Choreograph Reaction

Use the newsprint choreographs to spur conversation, physical movement, guided imaginary, or new activities.

“Bodies are connected through intensities of composition that in turn produce new bodies” (Manning, 2007: xvi) Dancers and choreographers have long used notation systems as a way to document work for preservation and to be reenacted by future dancers (see Ann Hutchinson Guest). The attached choreographs take inspiration from a rich history of artists (John Cage, Yoko Ono, Channa Horwitz) who reinterpret notation and compositional systems to allow for varied interpretations. Rather than creating a rigid system for understanding bodies, the attached choreographs invite infinite responses. There is no ‘wrong’ way to interpret or play a choreograph. In some instances, the choreographs are purposefully abstract, removing the ‘mask’ of age (Bond, J., Coleman, P. and Peace, S., 1993) to allow for interpretation by a wide range of bodies in motion.

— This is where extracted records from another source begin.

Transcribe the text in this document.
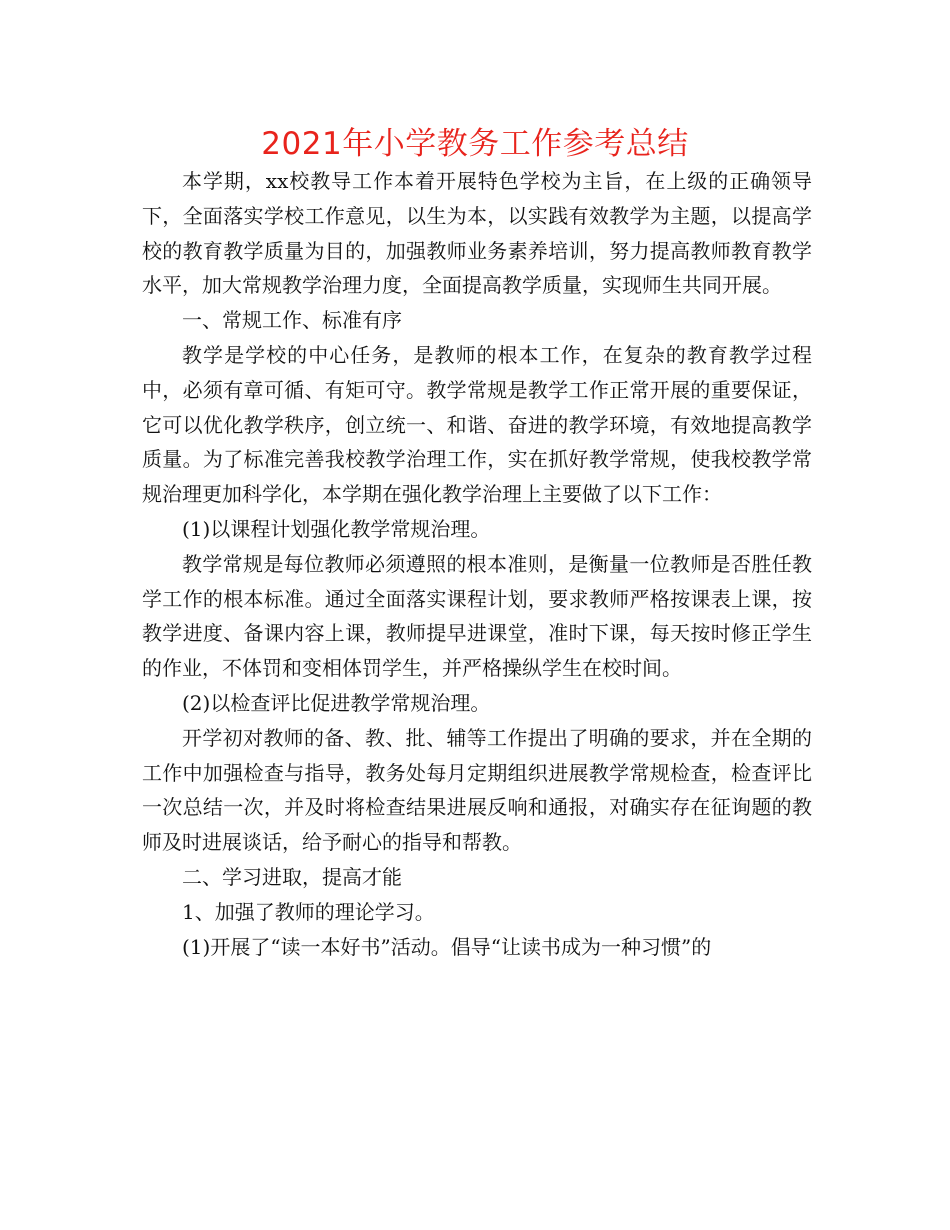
2021年小学教务工作参考总结

本学期，xx校教导工作本着开展特色学校为主旨，在上级的正确领导下，全面落实学校工作意见，以生为本，以实践有效教学为主题，以提高学校的教育教学质量为目的，加强教师业务素养培训，努力提高教师教育教学水平，加大常规教学治理力度，全面提高教学质量，实现师生共同开展。

一、常规工作、标准有序

教学是学校的中心任务，是教师的根本工作，在复杂的教育教学过程中，必须有章可循、有矩可守。教学常规是教学工作正常开展的重要保证，它可以优化教学秩序，创立统一、和谐、奋进的教学环境，有效地提高教学质量。为了标准完善我校教学治理工作，实在抓好教学常规，使我校教学常规治理更加科学化，本学期在强化教学治理上主要做了以下工作：

(1)以课程计划强化教学常规治理。

教学常规是每位教师必须遵照的根本准则，是衡量一位教师是否胜任教学工作的根本标准。通过全面落实课程计划，要求教师严格按课表上课，按教学进度、备课内容上课，教师提早进课堂，准时下课，每天按时修正学生的作业，不体罚和变相体罚学生，并严格操纵学生在校时间。

(2)以检查评比促进教学常规治理。

开学初对教师的备、教、批、辅等工作提出了明确的要求，并在全期的工作中加强检查与指导，教务处每月定期组织进展教学常规检查，检查评比一次总结一次，并及时将检查结果进展反响和通报，对确实存在征询题的教师及时进展谈话，给予耐心的指导和帮教。

二、学习进取，提高才能

1、加强了教师的理论学习。

(1)开展了“读一本好书”活动。倡导“让读书成为一种习惯”的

Bond, J., Coleman, P. and Peace, S., (1993), Ageing in Society: An Introduction to Social Gerontology. New York: SAGE Publications.

Hutchinson Guest, A., (1989), Choreo-graphics: a comparison of dance notation systems from the fifteenth century to the present, New York: Routledge.

Manning, E., (2007), Politics of Touch: Sense, Movement, Sovereignty, Minneapolis: University of Minnesota Press.